The German word Gestus, which translates as both “gesture,” suggesting movement, and “gist,” attitude. In “A Short Organum for the Theatre” Brecht describes “the realm of gest” as those “attitudes adopted by the characters towards one another” (translated by John Willet). Actors, then, in Brecht’s “epic” theatre have to move in ways that portray their attitude, only those movements are not meant to appear natural or representational, but artificial or presentational. Instead, they mean to reveal their characters through “a set of social relations.” Also, I need to come clean: I’m a poser. I’m throwing German around here, but barely know a word of the language.

What are you working on?

I just don’t understand what lead to the emergence of the alt-right. I suspect it has origins in historical events and figures from the 1990s – e.g., Marshall Applewhite and the Heaven’s Gate cult, the Unabomber Ted Kaczynski, the detectives who beat Rodney King, Stacey Koon, Laurence Powell, Timothy Wind, and Theodore Briseno.
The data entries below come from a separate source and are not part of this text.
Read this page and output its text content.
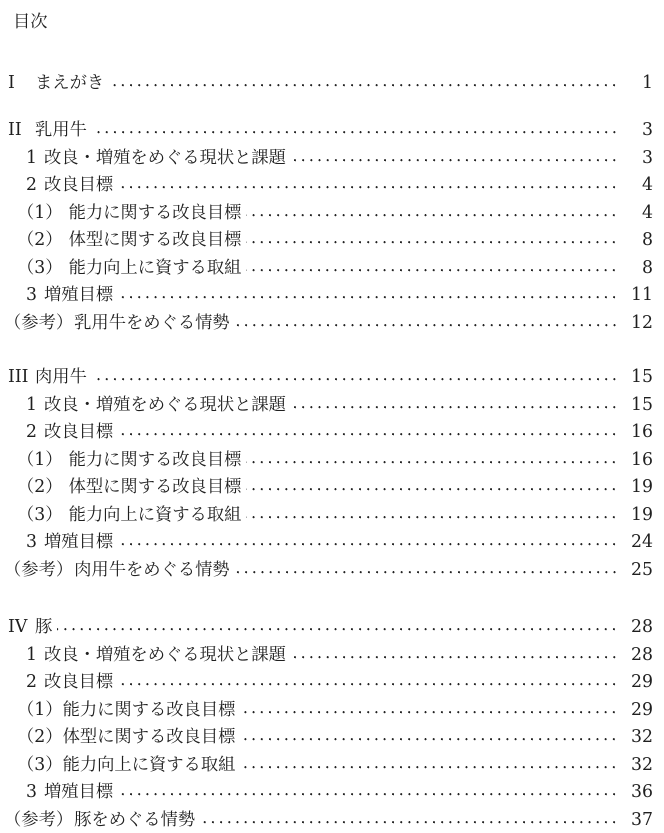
目次
I	まえがき	1
II 乳用牛	3
1 改良・増殖をめぐる現状と課題	3
2 改良目標	4
（1） 能力に関する改良目標	4
（2） 体型に関する改良目標	8
（3） 能力向上に資する取組	8
3 増殖目標	11
（参考） 乳用牛をめぐる情勢	12
III 肉用牛	15
1 改良・増殖をめぐる現状と課題	15
2 改良目標	16
（1） 能力に関する改良目標	16
（2） 体型に関する改良目標	19
（3） 能力向上に資する取組	19
3 増殖目標	24
（参考） 肉用牛をめぐる情勢	25
IV 豚	28
1 改良・増殖をめぐる現状と課題	28
2 改良目標	29
（1） 能力に関する改良目標	29
（2） 体型に関する改良目標	32
（3） 能力向上に資する取組	32
3 増殖目標	36
（参考） 豚をめぐる情勢	37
I’m writing poems about that history that incorporate Gestus by “writing through” (as John Cage put it) lines of plays by Brecht. I’ve just started on this project, though, so I’m still working on the angles. That’s why I’m hiding behind all this academic-speak.

Where do you write?

At home, whenever I find time, on a computer with a family portrait on the desktop.

Have you anything forthcoming?

My next book of poems, tentatively titled A Very Special Episode – alternately titled Brought to You By – will be out with Buckrider Books in 2019.

What would you rather be doing?

God’s honest? Watching cartoons with my kids.